Les satellites 5 et 6 devaient être les deux premiers pleinement opérationnels de la constellation Galileo. Ici dans le bâtiment S5A du Centre spatial guyanais, le 31 juillet 2014, juste avant leur chargement en carburant. (© ESA)

 

 

Le 22 août dernier à 09h27 (heure locale de Guyane), était lancée depuis Kourou une fusée Soyouz ST transportant ces deux satellites. Le décollage et la séparation se seraient apparemment passés normalement. Ce n’est qu’après cette dernière que l’exploitation progressive des informations fournies par les stations de télémesure de l’ESA et du Centre national d’études spatiales (CNES) aurait révélé un problème d’orbite.

 

L’orbite visée était circulaire, inclinée à 55 degrés par rapport à l’équateur, avec un demi grand axe de 29 900 kilomètres, soit une altitude moyenne de 23 222 kilomètres. L’orbite atteinte est elliptique, inclinée à 49,8 degrés, avec un demi grand axe de 26 200 kilomètres, passant au plus près à 13 800 kilomètres et au plus loin à 25 850 kilomètres de la Terre (altitude moyenne de 17 000 kilomètres environ).

 

Problème, pour avoir une chance de remettre les satellites sur la bonne orbite, il faudrait consommer tout leur carburant ce qui écourterait leur durée de vie. Celle-ci est programmée sur une douzaine d’années à condition de régulièrement remonter le satellite en orbite pour compenser l’attraction terrestre. En outre, l’altitude n’est que le plus simple des divers paramètres orbitaux à corriger. Le risque d’une perte sèche relative à ce lancement est donc bien réel, pour un coût global de 150 à 200 millions d’euros, à moins de les utiliser sur leur orbite actuelle ce qui paraît peu plausible, même de manière moins efficace.

 

D’après le communiqué d’Arianespace, une anomalie se serait produite pendant la phase de vol de l’étage supérieur Fregat (construit par l’industriel russe NPO-Lavotchkine). En association avec l’ESA (son client) et l’Union européenne, une commission d’enquête indépendante a été mandatée par Arianespace pour définir les causes précises de cet incident et permettre le retour en vol du lanceur Soyouz depuis le Centre spatial guyanais.
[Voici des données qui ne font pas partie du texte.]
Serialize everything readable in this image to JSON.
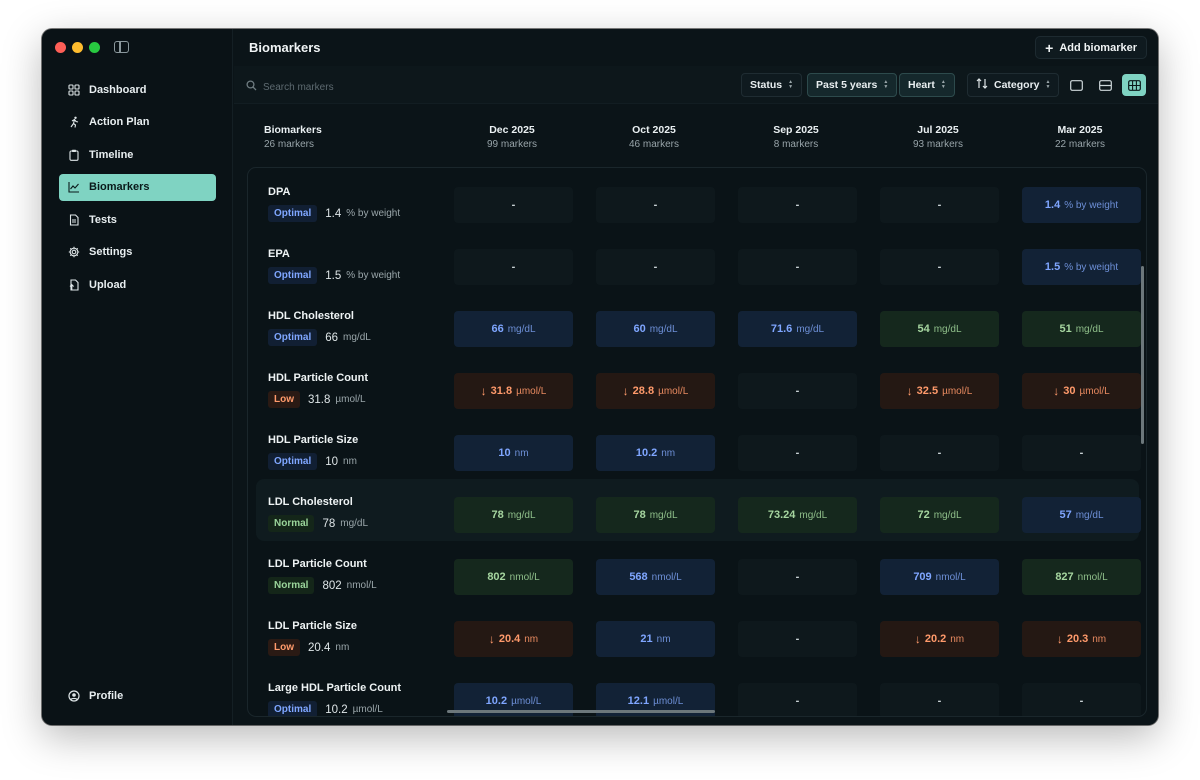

Certains spécialistes envisagent une erreur de programmation ou une panne d’un capteur de positionnement sur Fregat, expliquant que sa propulsion ne se soit pas produite dans la bonne direction ou sur la durée adéquate.

 

 

Cette vue d’artiste figure la séparation des satellites 5 et 6 de Galileo et de l’étage supérieur Fregat de la fusée Soyouz, 9 minutes et 23 secondes après le lancement de celle-ci depuis Kourou. (© ESA)

 

 

Le prochain lancement Galileo, prévu pour décembre 2014, sera peut-être différé et cela s’ajouterait alors à une longue liste de retards. C’est dans les années 1990 – tandis que les États-Unis avaient volontairement dégradé la précision du Global Positioning System (GPS) pendant la première Guerre du Golfe -, que la Commission européenne et l’ESA décidèrent de doter l’Europe de son propre système de navigation par satellites afin de lui assurer son indépendance stratégique et économique en la matière alors que toute l’économie mondiale géolocalisée et la plupart des armées du monde dépendent entièrement des militaires américains qui peuvent tout interrompre d’un clic…

 

L’European Global navigation Satellite systems Agency (GSA) commença avec EGNOS (European Geostationary Navigation Overlay Service) qui est le système européen de différentiel par satellites greffé sur le GPS, pleinement opérationnel depuis octobre 2009 (mars 2011 pour les atterrissages mentionnés ci-après). À l’origine, le différentiel par satellites – ou différentiel en zone étendue (WADGPS pour Wide Area Differential GPS) -, était largement en service autour des États-Unis (WAAS pour Wide Area Augmentation System), où il avait été conçu notamment pour améliorer la précision des atterrissages des avions.

 

En Europe, EGNOS offre une précision entre 3 et 7 mètres, sur toutes les côtes du cercle polaire à la Méditerranée incluse et jusqu’au milieu de l’Atlantique. La plupart des récepteurs GPS – portables, fixes ou traceurs -, sont compatibles WAAS et le sont ainsi de fait pour EGNOS. Comme pour le GPS différentiel terrestre (Differential GPS ou DGPS), des stations à terre comparent en permanence la position fournie par le signal GPS reçu avec leur position absolue prédéterminée, puis émettent un signal de correction vers les satellites géostationnaires Inmarsat au-dessus de l’Atlantique et du Pacifique, lesquels le diffusent vers les récepteurs en vue. Ceux-ci reçoivent alors un signal corrigé… à condition d’avoir activé leur mode WAAS.

 

Pour nous autres navigateurs, l’intérêt de ce différentiel par satellites se manifeste lorsqu’un homme est à la mer et en cas de défaillance partielle du système GPS. D’autant plus qu’il détecte beaucoup plus rapidement toute anomalie satellite. Il devient essentiel sur toutes les côtes non pourvues de GPS différentiel terrestre (celui-ci étant quand même désormais très implanté sur les façades continentales), telles que les îles de l’Atlantique et du Pacifique, et leurs très nombreux pièges de corail. Avec une sérieuse réserve : les cartes y sont alors nettement moins précises que la capacité de positionnement et le WAAS ne dispense pas d’ouvrir l’oeil…

 

O.C.

 

À suivre la semaine prochaine… avec les chiffres de la dérive budgétaire de Galileo, le calendrier de ses retards successifs et la question de sa compatibilité.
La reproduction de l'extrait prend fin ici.